Principle:AUTOMATIC1111 Stable diffusion webui Img2img parameter configuration
| Knowledge Sources | |
|---|---|
| Domains | Image Generation, Image Editing, Inpainting, Diffusion Models |
| Last Updated | 2026-02-08 00:00 GMT |
Overview
Img2img parameter configuration describes the set of parameters that control image-conditioned diffusion generation, including denoising strength as a noise-to-signal ratio, inpainting fill strategies, and mask processing behavior.
Description
When generating images conditioned on an existing source image, the parameter space extends beyond what text-to-image requires. The core additional parameters are:
Denoising Strength is the most critical parameter. It controls the fraction of diffusion timesteps that are executed, which directly determines how much noise is added to the encoded source image before denoising begins. A value of 0.0 means no noise is added and the output is essentially the input; a value of 1.0 means the full noise schedule is applied and the source image has minimal influence on the output.
Init Images provides the list of source images to condition on. For batch operations, each image in the list is processed independently.
Mask and Mask Parameters define which regions of the image should be regenerated:
mask/image_mask: The grayscale or binary mask indicating regions to inpaint.mask_blur_x/mask_blur_y: Gaussian blur radii for softening mask edges, preventing harsh transitions.mask_round: Whether to binarize the mask (round to 0 or 255) or preserve soft gradients.inpainting_mask_invert: Whether to swap masked and unmasked regions.
Inpainting Fill Modes determine what content fills the masked area before denoising:
- Fill (0): The masked region is filled using a content-aware fill algorithm from the surrounding pixels.
- Original (1): The original pixel content is preserved in the masked area, relying on denoising to transform it.
- Latent Noise (2): The masked region in latent space is replaced with random noise, giving the model maximum creative freedom.
- Latent Nothing (3): The masked region in latent space is zeroed out.
Resize Mode controls how the source image is fitted to the target dimensions:
- 0: Just resize (may distort aspect ratio)
- 1: Crop and resize (preserves aspect ratio, crops excess)
- 2: Resize and fill (preserves aspect ratio, pads with background)
- 3: Latent upscale (resize happens in latent space via interpolation)
Usage
- Set denoising_strength low (0.2-0.4) for subtle modifications that preserve the source composition.
- Set denoising_strength high (0.7-1.0) for creative transformations guided primarily by the text prompt.

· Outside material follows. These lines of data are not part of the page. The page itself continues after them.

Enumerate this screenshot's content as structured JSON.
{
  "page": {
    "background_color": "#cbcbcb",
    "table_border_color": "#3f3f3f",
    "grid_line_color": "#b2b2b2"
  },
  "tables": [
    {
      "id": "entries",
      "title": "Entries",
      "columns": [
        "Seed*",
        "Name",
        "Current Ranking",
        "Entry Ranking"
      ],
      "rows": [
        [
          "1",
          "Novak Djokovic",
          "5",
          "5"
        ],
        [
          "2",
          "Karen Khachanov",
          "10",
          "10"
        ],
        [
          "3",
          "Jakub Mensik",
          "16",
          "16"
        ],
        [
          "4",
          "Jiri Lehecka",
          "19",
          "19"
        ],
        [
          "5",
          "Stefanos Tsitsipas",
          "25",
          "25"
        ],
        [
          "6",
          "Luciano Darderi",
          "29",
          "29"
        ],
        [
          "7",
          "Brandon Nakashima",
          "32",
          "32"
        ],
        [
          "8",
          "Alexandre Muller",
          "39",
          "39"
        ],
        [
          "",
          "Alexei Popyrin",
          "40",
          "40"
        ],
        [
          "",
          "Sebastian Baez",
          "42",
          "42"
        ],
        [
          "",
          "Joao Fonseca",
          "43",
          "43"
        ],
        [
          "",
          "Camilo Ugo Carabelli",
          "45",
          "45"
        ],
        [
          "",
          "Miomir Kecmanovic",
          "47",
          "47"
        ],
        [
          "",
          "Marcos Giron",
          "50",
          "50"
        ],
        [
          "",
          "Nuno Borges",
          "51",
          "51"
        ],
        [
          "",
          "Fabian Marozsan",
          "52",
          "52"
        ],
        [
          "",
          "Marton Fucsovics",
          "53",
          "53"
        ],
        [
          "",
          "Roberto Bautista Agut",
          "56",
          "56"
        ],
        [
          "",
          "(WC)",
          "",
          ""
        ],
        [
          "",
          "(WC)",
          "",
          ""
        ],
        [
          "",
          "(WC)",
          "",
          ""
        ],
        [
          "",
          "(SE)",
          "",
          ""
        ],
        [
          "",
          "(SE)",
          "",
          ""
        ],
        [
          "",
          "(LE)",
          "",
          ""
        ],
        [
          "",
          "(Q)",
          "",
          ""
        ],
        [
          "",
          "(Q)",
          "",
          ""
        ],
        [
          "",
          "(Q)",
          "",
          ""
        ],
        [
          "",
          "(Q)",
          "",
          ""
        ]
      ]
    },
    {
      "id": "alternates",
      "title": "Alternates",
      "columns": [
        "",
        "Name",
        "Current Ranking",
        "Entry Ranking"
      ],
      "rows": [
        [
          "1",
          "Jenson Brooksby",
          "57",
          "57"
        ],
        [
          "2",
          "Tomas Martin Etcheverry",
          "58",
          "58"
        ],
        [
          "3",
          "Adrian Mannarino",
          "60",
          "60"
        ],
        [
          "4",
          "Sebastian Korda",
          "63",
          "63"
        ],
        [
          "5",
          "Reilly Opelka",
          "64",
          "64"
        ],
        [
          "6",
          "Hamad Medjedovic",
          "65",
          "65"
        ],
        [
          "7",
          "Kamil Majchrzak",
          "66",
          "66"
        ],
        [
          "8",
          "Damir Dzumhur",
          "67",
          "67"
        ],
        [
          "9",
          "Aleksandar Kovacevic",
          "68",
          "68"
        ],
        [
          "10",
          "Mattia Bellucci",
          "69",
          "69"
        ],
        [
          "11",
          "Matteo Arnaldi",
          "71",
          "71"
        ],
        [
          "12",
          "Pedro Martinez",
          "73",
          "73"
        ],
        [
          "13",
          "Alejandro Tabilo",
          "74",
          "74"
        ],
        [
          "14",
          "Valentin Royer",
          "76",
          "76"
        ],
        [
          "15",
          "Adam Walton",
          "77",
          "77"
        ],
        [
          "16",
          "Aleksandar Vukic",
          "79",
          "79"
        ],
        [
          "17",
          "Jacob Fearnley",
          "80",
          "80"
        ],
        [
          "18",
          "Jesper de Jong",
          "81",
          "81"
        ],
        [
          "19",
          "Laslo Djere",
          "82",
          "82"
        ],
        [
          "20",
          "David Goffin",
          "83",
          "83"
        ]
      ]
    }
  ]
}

- For inpainting, choose the fill mode based on desired behavior: use fill (0) for seamless blending, original (1) when the source content should inform the regeneration, or latent noise (2) for entirely new content in the masked area.
- Always set
mask_blurto a positive value (typically 4-8) for inpainting to avoid hard seams at mask boundaries.
Theoretical Basis
The denoising strength parameter maps directly to the noise schedule of the diffusion model. Given a total of T timesteps and denoising strength s:
t_start = floor(T * s)
The source image x_0 is encoded to latent z_0, then noise is added corresponding to timestep t_start:
z_noisy = sqrt(alpha_bar_t) * z_0 + sqrt(1 - alpha_bar_t) * epsilon
where epsilon ~ N(0, I) and alpha_bar_t is the cumulative noise schedule at t_start
Denoising then proceeds from t_start back to 0, guided by the text conditioning. At s=0 no noise is added (z_noisy = z_0), at s=1.0 the full schedule is traversed, effectively ignoring the source.
For inpainting fill modes, the behavior in latent space is:
Fill (0): z_0 = encode(content_aware_fill(image, mask))
Original (1): z_0 = encode(image) # mask area kept as-is
Latent Noise (2): z_0 = z_0 * mask + random_noise * nmask
Latent Nothing (3): z_0 = z_0 * mask # zeros in masked area
Where mask represents the unmasked region (value 1.0) and nmask represents the masked region (value 1.0).